The company posted a ratio of Canadian Wheat Board grain shipments to shipments of non-board crops, running at about 42:58 compared to 56:44 for the year-earlier period and 51:49 for the industry overall, due mostly to a number of feed barley shipments handled during the temporary deregulation of the CWB’s barley program last fall.

The AU deal also boosted SaskPool’s number of retail facilities from 100 to 276 and also made Viterra the sole owner of fertilizer maker and wholesaler Westco. Thus, Viterra’s agri-products division doubled its Q1 sales to about $166 million.

“Higher farm incomes in 2007, and continuing high commodity prices in 2008 are positive indicators for the agri-product segment, as farmers have additional flexibility to fund their input purchases,” the company wrote.

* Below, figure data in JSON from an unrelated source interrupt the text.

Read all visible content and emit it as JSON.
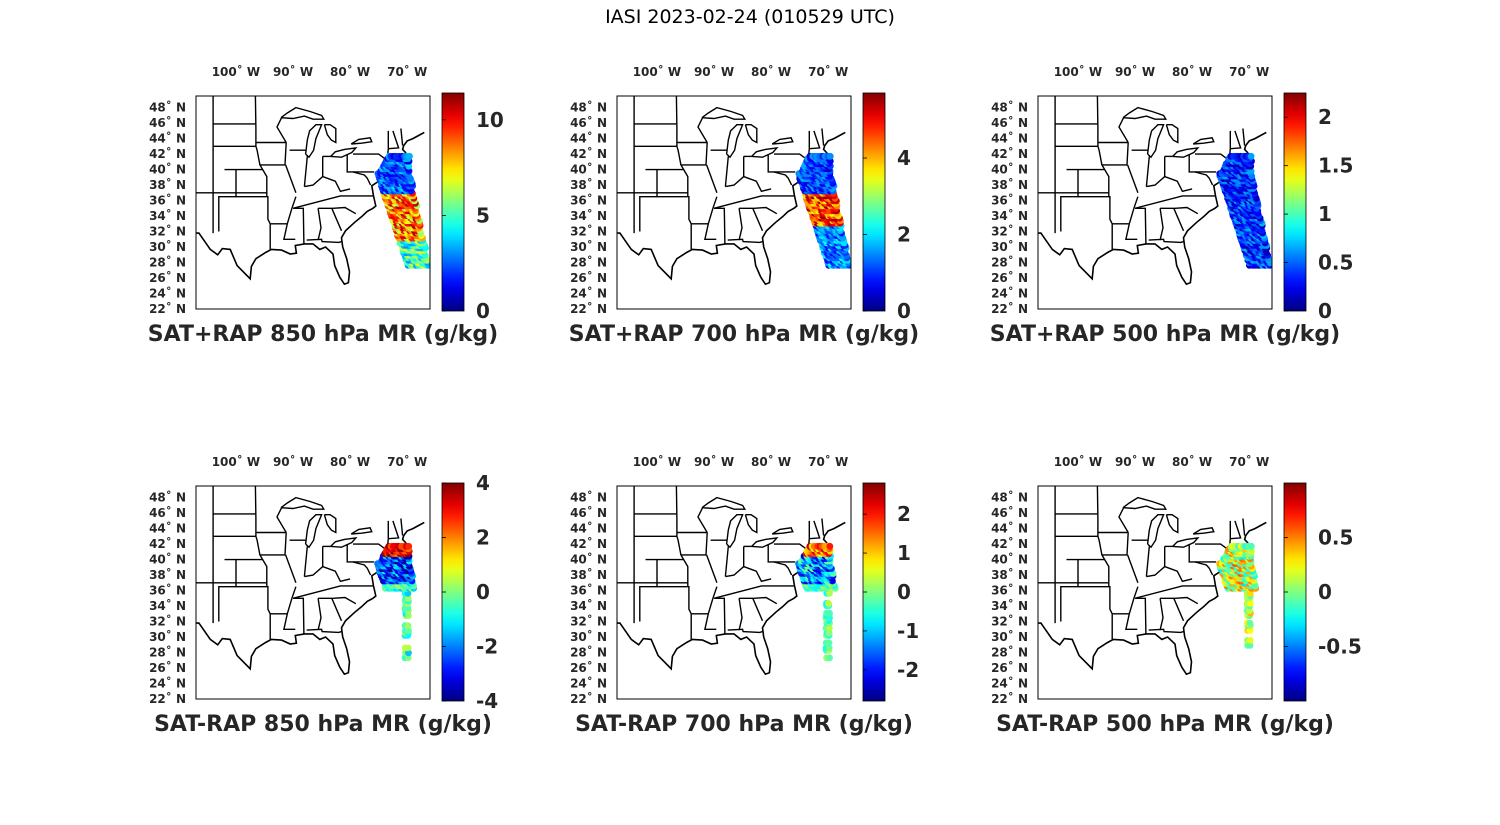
{
  "figure": {
    "title": "IASI 2023-02-24 (010529 UTC)"
  },
  "axes": {
    "lon_labels": [
      "100˚ W",
      "90˚ W",
      "80˚ W",
      "70˚ W"
    ],
    "lon_values": [
      -100,
      -90,
      -80,
      -70
    ],
    "lat_labels": [
      "48˚ N",
      "46˚ N",
      "44˚ N",
      "42˚ N",
      "40˚ N",
      "38˚ N",
      "36˚ N",
      "34˚ N",
      "32˚ N",
      "30˚ N",
      "28˚ N",
      "26˚ N",
      "24˚ N",
      "22˚ N"
    ],
    "lat_values": [
      48,
      46,
      44,
      42,
      40,
      38,
      36,
      34,
      32,
      30,
      28,
      26,
      24,
      22
    ],
    "lon_range": [
      -107,
      -66
    ],
    "lat_range": [
      22,
      49.5
    ]
  },
  "colormap": "jet",
  "panels": [
    {
      "id": "p850-sum",
      "title": "SAT+RAP 850 hPa MR (g/kg)",
      "clim": [
        0,
        11.4
      ],
      "ticks": [
        0,
        5,
        10
      ],
      "tick_labels": [
        "0",
        "5",
        "10"
      ],
      "pattern": "sum850"
    },
    {
      "id": "p700-sum",
      "title": "SAT+RAP 700 hPa MR (g/kg)",
      "clim": [
        0,
        5.7
      ],
      "ticks": [
        0,
        2,
        4
      ],
      "tick_labels": [
        "0",
        "2",
        "4"
      ],
      "pattern": "sum700"
    },
    {
      "id": "p500-sum",
      "title": "SAT+RAP 500 hPa MR (g/kg)",
      "clim": [
        0,
        2.25
      ],
      "ticks": [
        0,
        0.5,
        1,
        1.5,
        2
      ],
      "tick_labels": [
        "0",
        "0.5",
        "1",
        "1.5",
        "2"
      ],
      "pattern": "sum500"
    },
    {
      "id": "p850-diff",
      "title": "SAT-RAP 850 hPa MR (g/kg)",
      "clim": [
        -4,
        4
      ],
      "ticks": [
        -4,
        -2,
        0,
        2,
        4
      ],
      "tick_labels": [
        "-4",
        "-2",
        "0",
        "2",
        "4"
      ],
      "pattern": "diff850"
    },
    {
      "id": "p700-diff",
      "title": "SAT-RAP 700 hPa MR (g/kg)",
      "clim": [
        -2.8,
        2.8
      ],
      "ticks": [
        -2,
        -1,
        0,
        1,
        2
      ],
      "tick_labels": [
        "-2",
        "-1",
        "0",
        "1",
        "2"
      ],
      "pattern": "diff700"
    },
    {
      "id": "p500-diff",
      "title": "SAT-RAP 500 hPa MR (g/kg)",
      "clim": [
        -1,
        1
      ],
      "ticks": [
        -0.5,
        0,
        0.5
      ],
      "tick_labels": [
        "-0.5",
        "0",
        "0.5"
      ],
      "pattern": "diff500"
    }
  ]
}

However, it added, “these factors have also created some hesitation among growers about which crops to grow.” Viterra expects seed sales to recover in its second and third quarters.

On the other hand, the former AU’s livestock feed and services decision may take a hit as the year goes on, due to “higher feed ingredient costs (which) are also driving higher feed prices, which may further exacerbate the strain on hog producers.”

Hog market conditions also have Viterra “monitoring its investment” in hog production and animal feed company Puratone Corp., based at Niverville, Man. That equity investment posted a $1.5 million loss in Viterra’s Q1, it noted.